There’s something dangerously mundane about dad—dad is who makes the bad jokes, who picks you up from school, who dresses poorly and dances poorly, and who has a hobby that he thinks is really cool that might just, actually, be really cool.
Dad is different from father, which invokes a kind of patriarchal authority that reveals the power and structure of the nuclear family a bit too crudely to feel familiar. Father sounds like something a character from a dated English novel calls her distant patriarch, like the man of the house who says “no” a lot more than “yes.”
I’ve always seen the Sun to be the dad of the chart. The Sun talks about where we might seek approval, how we might experience that validation, and about what we do when we feel that we are deprived of recognition. The Sun shows us attention and, with it, our most childish selves. The Sun is a baby, sure, but it is a baby who searches for a relationship to authority.
Daddy takes a very different cultural position than dad or father. We don’t call our fathers daddy. We use the word as satire. We find it sometimes sexy and often times a bit gross. The grossness is built into the word itself and we use that grossness to either make fun of something or to seduce it into a role. Daddy is a tease. It’s a silly word used for silly purposes.
Saturn is a planet that is described through role reversals. Saturn is famous as a father, being the father of the most famous of all the gods, Jupiter, but he is also a son. Saturn is the son of Uranus and, through Uranus, Saturn suffered as Jupiter did under him. The Saturnalia was celebrated through role reversals, during which senators wore the clothes of the enslaved class and vice versa.
If Saturn is daddy, then daddy becomes a word that signifies a reversal of subjectivity. It is impossible for Saturn to become dad because dads hide their cultural power under comfort. Dads are too complacent in their power to exercise it brutally.

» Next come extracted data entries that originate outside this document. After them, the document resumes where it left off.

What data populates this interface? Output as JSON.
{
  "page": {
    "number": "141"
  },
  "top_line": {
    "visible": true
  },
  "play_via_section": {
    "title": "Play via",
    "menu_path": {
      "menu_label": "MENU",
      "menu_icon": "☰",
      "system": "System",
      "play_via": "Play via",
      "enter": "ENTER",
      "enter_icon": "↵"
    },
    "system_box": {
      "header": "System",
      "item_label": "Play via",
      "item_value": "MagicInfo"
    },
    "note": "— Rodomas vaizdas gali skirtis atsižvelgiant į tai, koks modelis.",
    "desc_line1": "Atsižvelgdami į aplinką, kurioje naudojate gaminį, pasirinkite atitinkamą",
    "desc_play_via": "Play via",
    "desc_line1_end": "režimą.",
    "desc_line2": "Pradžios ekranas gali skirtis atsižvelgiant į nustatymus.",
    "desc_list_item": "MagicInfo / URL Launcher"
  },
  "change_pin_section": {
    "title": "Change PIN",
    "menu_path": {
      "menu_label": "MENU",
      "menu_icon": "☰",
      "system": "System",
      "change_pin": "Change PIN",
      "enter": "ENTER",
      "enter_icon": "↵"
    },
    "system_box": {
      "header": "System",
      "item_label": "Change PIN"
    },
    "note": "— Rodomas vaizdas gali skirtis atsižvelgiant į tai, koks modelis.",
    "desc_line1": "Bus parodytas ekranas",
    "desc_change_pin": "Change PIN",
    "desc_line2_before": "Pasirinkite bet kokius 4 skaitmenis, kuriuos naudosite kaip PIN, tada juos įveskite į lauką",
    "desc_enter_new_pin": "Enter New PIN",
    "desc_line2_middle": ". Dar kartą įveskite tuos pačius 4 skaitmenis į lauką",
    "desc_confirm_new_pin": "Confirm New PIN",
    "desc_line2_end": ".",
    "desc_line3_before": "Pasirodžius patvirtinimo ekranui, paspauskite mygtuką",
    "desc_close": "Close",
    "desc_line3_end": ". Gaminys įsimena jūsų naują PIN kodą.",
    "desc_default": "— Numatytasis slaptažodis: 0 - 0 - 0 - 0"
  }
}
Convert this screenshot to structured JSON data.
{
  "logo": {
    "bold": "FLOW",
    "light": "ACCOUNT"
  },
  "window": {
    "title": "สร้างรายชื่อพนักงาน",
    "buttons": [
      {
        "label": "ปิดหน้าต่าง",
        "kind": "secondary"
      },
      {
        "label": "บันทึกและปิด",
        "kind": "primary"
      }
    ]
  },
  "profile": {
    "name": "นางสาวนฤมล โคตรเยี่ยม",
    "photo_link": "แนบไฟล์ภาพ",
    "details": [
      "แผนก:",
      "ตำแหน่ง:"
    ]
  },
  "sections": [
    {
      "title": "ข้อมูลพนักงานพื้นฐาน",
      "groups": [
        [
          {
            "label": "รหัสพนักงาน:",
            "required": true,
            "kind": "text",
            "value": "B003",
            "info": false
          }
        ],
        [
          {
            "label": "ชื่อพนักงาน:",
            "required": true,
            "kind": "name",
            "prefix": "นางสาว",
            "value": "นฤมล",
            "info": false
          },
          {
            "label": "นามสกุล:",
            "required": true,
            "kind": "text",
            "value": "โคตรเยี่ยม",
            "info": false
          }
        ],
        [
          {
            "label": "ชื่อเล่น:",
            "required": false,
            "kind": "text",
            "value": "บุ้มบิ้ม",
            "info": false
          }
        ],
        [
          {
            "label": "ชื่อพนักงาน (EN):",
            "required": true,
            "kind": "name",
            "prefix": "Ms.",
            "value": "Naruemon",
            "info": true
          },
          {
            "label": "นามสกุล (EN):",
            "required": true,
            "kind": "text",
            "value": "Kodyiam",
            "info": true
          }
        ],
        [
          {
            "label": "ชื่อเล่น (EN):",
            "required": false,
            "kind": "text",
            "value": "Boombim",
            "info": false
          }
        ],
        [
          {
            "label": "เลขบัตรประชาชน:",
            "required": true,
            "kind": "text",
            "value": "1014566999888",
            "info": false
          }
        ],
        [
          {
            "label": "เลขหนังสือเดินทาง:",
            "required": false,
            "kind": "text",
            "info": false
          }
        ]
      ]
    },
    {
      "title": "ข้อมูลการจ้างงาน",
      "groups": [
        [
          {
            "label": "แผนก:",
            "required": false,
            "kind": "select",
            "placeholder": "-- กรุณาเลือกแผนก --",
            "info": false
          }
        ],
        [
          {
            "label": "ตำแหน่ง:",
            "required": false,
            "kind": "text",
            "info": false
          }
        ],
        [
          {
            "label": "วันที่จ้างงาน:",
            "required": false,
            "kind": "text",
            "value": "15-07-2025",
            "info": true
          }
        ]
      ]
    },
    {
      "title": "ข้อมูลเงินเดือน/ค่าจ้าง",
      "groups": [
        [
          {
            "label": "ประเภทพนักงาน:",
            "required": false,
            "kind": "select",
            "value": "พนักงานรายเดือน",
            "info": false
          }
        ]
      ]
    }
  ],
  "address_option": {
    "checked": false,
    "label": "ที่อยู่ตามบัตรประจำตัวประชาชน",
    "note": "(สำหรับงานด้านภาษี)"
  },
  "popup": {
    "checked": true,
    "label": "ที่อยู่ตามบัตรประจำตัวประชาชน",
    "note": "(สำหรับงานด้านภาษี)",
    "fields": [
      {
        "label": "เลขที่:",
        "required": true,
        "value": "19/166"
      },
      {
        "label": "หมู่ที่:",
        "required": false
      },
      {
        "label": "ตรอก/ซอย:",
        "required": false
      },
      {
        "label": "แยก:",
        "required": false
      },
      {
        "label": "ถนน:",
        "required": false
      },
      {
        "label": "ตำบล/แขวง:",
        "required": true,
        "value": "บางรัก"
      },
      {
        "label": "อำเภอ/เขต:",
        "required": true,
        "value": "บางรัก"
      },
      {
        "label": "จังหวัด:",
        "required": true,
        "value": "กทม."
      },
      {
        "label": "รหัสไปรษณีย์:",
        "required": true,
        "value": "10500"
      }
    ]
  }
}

It is much easier for Saturn to become father because father is a word that signifies diminishing power. The reason why we do not call our dads father is because modernity was a myth that centered the son, progress, and technological revolution over tradition. The word father is a tradition and to name something as tradition means that thing is already in a crisis of unbecoming.
But father is not playful. We don’t call our partners father when we want to tease them and we don’t use the word father to mock powerful men. It feels dangerous to do so because it is not already possible to become father but it is always possible, through style or talk or performance, to become daddy.
If Saturn is daddy, then there is a built in silliness, grossness, and sexiness to Saturn. If Saturn is daddy, then Saturn is a mockery of patriarchal authority. If Saturn is daddy, then Saturn becomes a much less serious planet than the Sun, who behaves childishly but arrives fully vulnerable to the terror of social perception.
Daddy, as Saturn, is a generalized idea of patriarchal authority. Dad, as Sun, is a much harder conversation.
Saturn works as daddy. I often ask clients what kind of daddy they are when they deal with Saturn (issues of authority, genealogy, rebellion). This kind of question has no place when we talk about the Sun and the times I tried to bring daddy into a discussion about people’s actual parents have been mistakes that were quickly corrected by the client. We don’t talk about daddy when we talk about people’s actual fathers but we can use daddy when we react to the idea of father.
If there is freedom to Saturn, this slower moving planet that you end up sharing with several of your peers, then there is freedom in sharing how you might anticipate authority. There is freedom to Saturn, performing as daddy, because all performance becomes satirical eventually. The unfamiliarity of Saturn, and of daddy, makes it more accessible and moldable than dad.